Personalized Learning in Physical Education
Originally published Dec. 18, 2017 in the Huffington Post.
By Jackie Greaves
The goal of my class is simple: to build active learners who have the skills to succeed healthily in college and the world beyond. I asked my 5th grade P.E. classes to respond to this question: “Why is it important to get exercise daily?”
The most striking response that helped reinforce the reason I use personalized learning was one from a 10-year old student: “Exercise helps keep me disease free so I can live longer.” A simple answer really when you break it down, but one that made me feel happy because I as her teacher was able to help her see this very important connection between exercise and longevity.
Getting my students to see this is easier when I connect learning to their own lives. I started our Jump Rope for Heart Month by sharing a story about my father who died from a heart attack. I showed my class a video which tells the stories of several young children and the stories of their heart disease. My students then participated in a whole class discussion based around their own experiences and understandings of what it means to have a healthy heart.
I asked some of my students to suggest different types of cardiovascular jumping exercises that they thought would be fun to do during our Jump Rope For Heart Month. My 5th graders came up with lots of creative ideas that only kids can: box jumps, tire jumps, the agility ladder, hopscotch, the skip it, and line jumps. I implemented these ideas as stations and gave my students the opportunity to test them out and to see which ones got their hearts beating the fastest. Maria, one of my 5th graders, wrote: “jump roping gets my heart beating much faster than running, I would like to practice jump roping with my Dad.” Another 5th grader, Jose, wrote: “I did not know exercise could make you feel happier, I would like to teach some of these exercises to my family.”
Personalized learning gave my students the opportunity to share what they were learning with their family. This eventually led to our school’s Family Fitness Day where my students got to bring in their family members to participate in several different exercise and healthy eating challenges that they learned in class. Seeing students share their expertise with their own families was incredibly fulfilling. One parent said: “Having the chance to do this with my child is amazing and I am very thankful for this event!”
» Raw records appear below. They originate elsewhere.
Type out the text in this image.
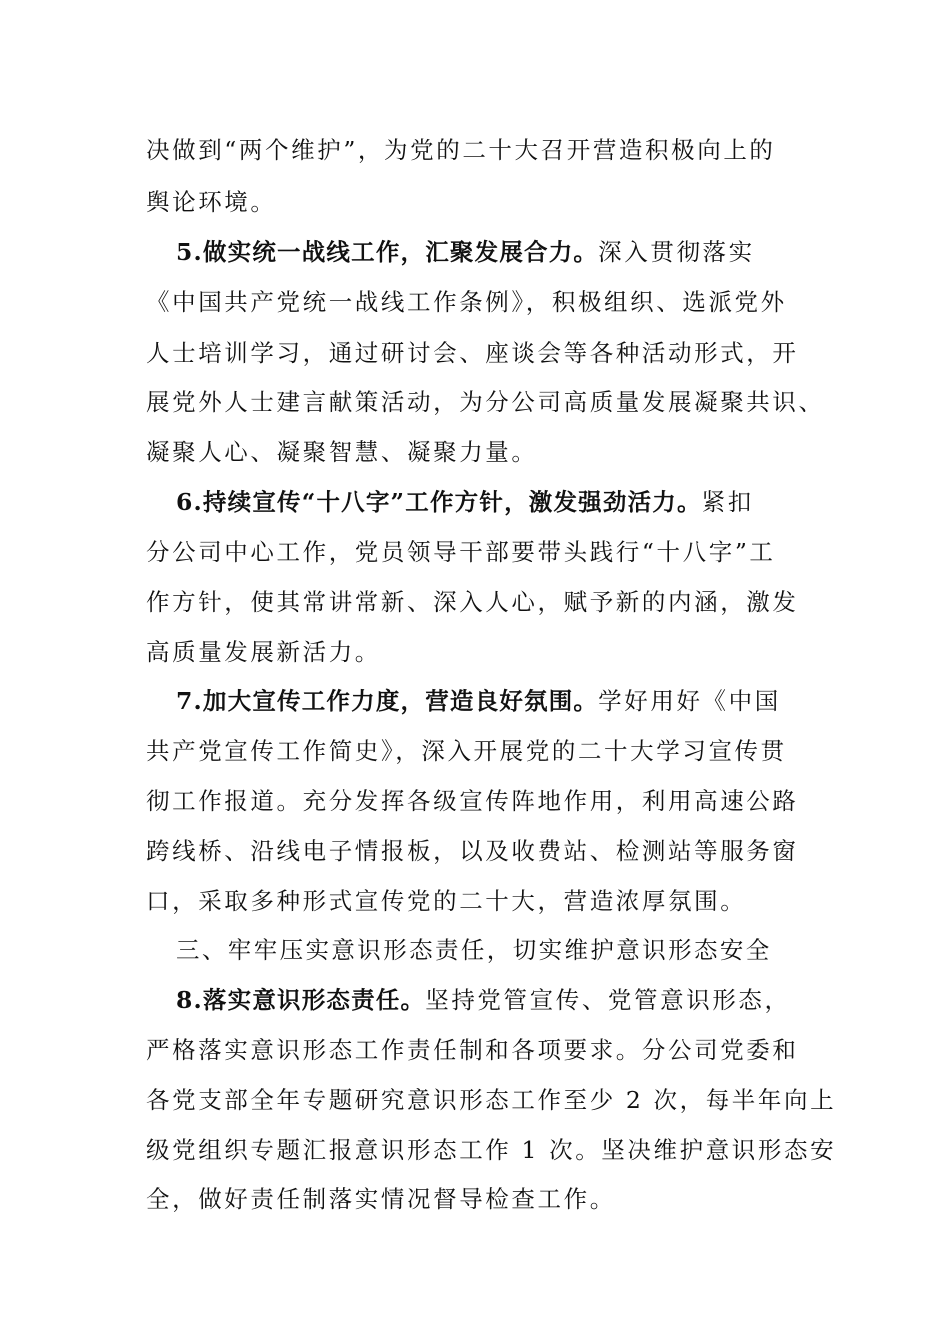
决做到“两个维护”，为党的二十大召开营造积极向上的
舆论环境。
5.做实统一战线工作，汇聚发展合力。深入贯彻落实
《中国共产党统一战线工作条例》，积极组织、选派党外
人士培训学习，通过研讨会、座谈会等各种活动形式，开
展党外人士建言献策活动，为分公司高质量发展凝聚共识、
凝聚人心、凝聚智慧、凝聚力量。
6.持续宣传“十八字”工作方针，激发强劲活力。紧扣
分公司中心工作，党员领导干部要带头践行“十八字”工
作方针，使其常讲常新、深入人心，赋予新的内涵，激发
高质量发展新活力。
7.加大宣传工作力度，营造良好氛围。学好用好《中国
共产党宣传工作简史》，深入开展党的二十大学习宣传贯
彻工作报道。充分发挥各级宣传阵地作用，利用高速公路
跨线桥、沿线电子情报板，以及收费站、检测站等服务窗
口，采取多种形式宣传党的二十大，营造浓厚氛围。
三、牢牢压实意识形态责任，切实维护意识形态安全
8.落实意识形态责任。坚持党管宣传、党管意识形态，
严格落实意识形态工作责任制和各项要求。分公司党委和
各党支部全年专题研究意识形态工作至少 2 次，每半年向上
级党组织专题汇报意识形态工作 1 次。坚决维护意识形态安
全，做好责任制落实情况督导检查工作。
Giving my students the opportunity to implement their own ideas and then to follow through with testing them gave them power over their own learning. My students were excited to discover different cardiovascular exercises and to implement them in our own classroom. By giving my students the power to make educated decisions about their own cardiovascular exercise regimens, it allowed them to discover more on their own than they ever would have had I planned and taught the whole curriculum myself.
Jackie Greaves is an elementary and middle school health and physical education teacher at Blackstone Valley Prep Mayoral Academy in Lincoln, Rhode Island. She is a Teach Plus Rhode Island Teaching Policy Fellow.